Handwarmers???????????? I would call you all a bunch of sissy prettyboy quarterbacks, but..............since I played wide receiver I can't say much! It's amazing how my 40 yd dash got faster with a 250lb chasing me!


----------



## Ryan_Todd (Apr 11, 2004)

i too like to use the hand warmer that you wear around your waste. you can't call with gloves on. it just doesn't sound right.


----------



## TANATA (Oct 31, 2003)

Remmi_&_I said:


> Handwarmers???????????? I would call you all a bunch of sissy prettyboy quarterbacks, but..............since I played wide receiver I can't say much! It's amazing how my 40 yd dash got faster with a 250lb chasing me!


I wonder how fast you would run with our 300 pound sophomore chasing you. But anyways I like the handwarmers too, don't mind a couple of the cheap heat packs either.


----------



## tombuddy_90 (Aug 5, 2004)

yea hand warmers all the way. only have gloves before shooting hours and taking down. gloves get wet in water when picking up then frezze anyway.

like foot warmers too!!!


----------



## NEgoosebuster (Sep 23, 2003)

I use the Avery muff- has shell loops, a couple velcro pockets, and a zippered pocket as well. Stick a handwarmer in there and your hands stay very warm. Best 25 dollars I spent last year for sure. :beer:


----------



## buckseye (Dec 8, 2003)

What do you do to keep the calls from freezing? calls not balls :lol:


----------



## dblkluk (Oct 3, 2002)

Some guys put the calls in their jackets to keep them warm. I have tried this and it doesn't work for me, I'm always fumbling and grabbing the wrong call or forgetting to put them back in. I just let em freeze and when its go time, close my hands tight and blow softly through the call (not making any noise) until it thaws, which is just a second or two.


----------



## buckseye (Dec 8, 2003)

Thanks dblkluk....thats what I do too. I'm hoping for a new solution though.


----------



## Rusty Hallock (Aug 21, 2004)

Most of the time I do not wear gloves except if it gets extremely cold and windy. When the conditions are brutal, I use Avery's Callers Gloves.
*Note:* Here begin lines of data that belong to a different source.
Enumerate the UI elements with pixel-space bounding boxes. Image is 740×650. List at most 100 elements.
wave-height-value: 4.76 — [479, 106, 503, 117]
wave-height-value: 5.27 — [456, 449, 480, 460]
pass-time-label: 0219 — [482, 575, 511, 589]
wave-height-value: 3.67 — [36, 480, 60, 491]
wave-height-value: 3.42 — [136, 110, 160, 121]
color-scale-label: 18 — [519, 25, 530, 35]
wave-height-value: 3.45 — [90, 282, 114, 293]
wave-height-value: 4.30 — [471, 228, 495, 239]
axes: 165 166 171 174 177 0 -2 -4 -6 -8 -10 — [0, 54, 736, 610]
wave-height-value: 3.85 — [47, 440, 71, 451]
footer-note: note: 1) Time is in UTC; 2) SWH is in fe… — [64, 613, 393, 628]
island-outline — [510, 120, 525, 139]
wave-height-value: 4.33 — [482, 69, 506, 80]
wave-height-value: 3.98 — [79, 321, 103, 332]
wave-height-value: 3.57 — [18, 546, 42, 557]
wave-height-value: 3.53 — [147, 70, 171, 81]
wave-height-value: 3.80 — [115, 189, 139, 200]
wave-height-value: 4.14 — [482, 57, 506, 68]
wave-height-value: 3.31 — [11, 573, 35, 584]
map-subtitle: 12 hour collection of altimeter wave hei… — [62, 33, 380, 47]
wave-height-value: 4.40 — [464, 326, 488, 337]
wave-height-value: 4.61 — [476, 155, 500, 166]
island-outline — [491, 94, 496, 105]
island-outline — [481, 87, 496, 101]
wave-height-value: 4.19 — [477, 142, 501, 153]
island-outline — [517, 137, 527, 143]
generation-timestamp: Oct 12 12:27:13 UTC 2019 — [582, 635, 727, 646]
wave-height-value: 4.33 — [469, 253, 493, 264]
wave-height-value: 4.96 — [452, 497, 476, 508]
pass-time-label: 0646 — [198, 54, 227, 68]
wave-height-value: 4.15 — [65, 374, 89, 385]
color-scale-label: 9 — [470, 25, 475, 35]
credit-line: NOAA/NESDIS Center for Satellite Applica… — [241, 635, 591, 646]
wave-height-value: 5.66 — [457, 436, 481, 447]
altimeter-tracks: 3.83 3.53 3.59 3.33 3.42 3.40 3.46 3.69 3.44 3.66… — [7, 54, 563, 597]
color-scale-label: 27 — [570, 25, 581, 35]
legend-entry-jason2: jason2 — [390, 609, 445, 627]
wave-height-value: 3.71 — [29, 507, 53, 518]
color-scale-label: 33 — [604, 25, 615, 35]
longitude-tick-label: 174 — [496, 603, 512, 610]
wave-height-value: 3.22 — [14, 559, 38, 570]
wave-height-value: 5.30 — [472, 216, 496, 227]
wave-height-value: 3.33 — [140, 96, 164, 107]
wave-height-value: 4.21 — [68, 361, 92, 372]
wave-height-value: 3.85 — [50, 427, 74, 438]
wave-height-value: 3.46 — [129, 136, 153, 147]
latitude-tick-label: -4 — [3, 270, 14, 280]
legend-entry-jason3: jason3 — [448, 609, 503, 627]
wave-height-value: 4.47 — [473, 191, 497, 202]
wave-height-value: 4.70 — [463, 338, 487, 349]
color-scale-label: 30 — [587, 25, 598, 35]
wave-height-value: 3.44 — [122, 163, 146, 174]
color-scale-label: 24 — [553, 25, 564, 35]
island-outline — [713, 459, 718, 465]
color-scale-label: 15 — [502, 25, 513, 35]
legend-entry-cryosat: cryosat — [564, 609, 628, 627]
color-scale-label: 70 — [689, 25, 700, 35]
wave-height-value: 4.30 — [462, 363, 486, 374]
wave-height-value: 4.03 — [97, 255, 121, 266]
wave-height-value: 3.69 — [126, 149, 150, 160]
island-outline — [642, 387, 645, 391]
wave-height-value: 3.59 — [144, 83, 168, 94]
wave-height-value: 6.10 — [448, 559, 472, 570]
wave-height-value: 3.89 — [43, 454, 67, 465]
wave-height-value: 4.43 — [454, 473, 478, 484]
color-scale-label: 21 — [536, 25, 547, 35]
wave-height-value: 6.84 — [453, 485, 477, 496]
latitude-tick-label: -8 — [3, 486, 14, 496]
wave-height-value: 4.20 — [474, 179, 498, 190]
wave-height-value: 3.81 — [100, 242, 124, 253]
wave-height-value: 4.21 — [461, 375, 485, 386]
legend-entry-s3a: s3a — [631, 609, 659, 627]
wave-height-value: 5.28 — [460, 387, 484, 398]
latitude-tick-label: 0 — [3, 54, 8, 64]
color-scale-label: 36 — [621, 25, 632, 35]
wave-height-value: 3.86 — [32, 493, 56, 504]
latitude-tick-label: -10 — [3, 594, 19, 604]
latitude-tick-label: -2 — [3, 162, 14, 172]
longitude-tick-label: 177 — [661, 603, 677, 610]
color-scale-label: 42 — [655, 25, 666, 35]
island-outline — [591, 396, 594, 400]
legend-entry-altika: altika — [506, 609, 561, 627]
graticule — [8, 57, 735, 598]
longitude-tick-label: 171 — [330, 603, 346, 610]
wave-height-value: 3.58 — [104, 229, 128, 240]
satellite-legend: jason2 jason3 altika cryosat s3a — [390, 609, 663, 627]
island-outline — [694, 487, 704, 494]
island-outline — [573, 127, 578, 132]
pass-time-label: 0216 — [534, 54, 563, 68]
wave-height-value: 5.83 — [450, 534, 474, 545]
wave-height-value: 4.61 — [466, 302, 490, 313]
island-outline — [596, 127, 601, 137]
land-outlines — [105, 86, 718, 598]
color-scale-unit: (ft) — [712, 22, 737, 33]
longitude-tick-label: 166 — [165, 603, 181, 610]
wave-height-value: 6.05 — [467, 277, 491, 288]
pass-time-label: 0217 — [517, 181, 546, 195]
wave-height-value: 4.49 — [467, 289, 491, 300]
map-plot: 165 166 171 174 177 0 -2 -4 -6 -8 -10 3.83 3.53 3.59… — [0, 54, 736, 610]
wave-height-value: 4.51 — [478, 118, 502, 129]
I got a pair late last season and loved them. They provide warmth to your hands while not effecting the sound of your call. The gloves protect the back of your hands, while leaving the palm of your hands exposed. This eliminates the muffled sound you get while using gloves when you are calling.


----------



## DeltaBoy (Mar 4, 2004)

Maybe the calls needs some kind of protection of there own... Have your ever heard of a glove for calls? Could leave just a little bit for the mouth of the call so you could blow. I might need to buy a handwarmer before we go to Sask. It looks like it's going to be cold...


----------



## dblkluk (Oct 3, 2002)

I've thought of coming up with some kind of sleeve like that DB. The only problem is unlike the human body, calls don't produce heat of their own, so as soon as you quit blowing through them, they will freeze.


----------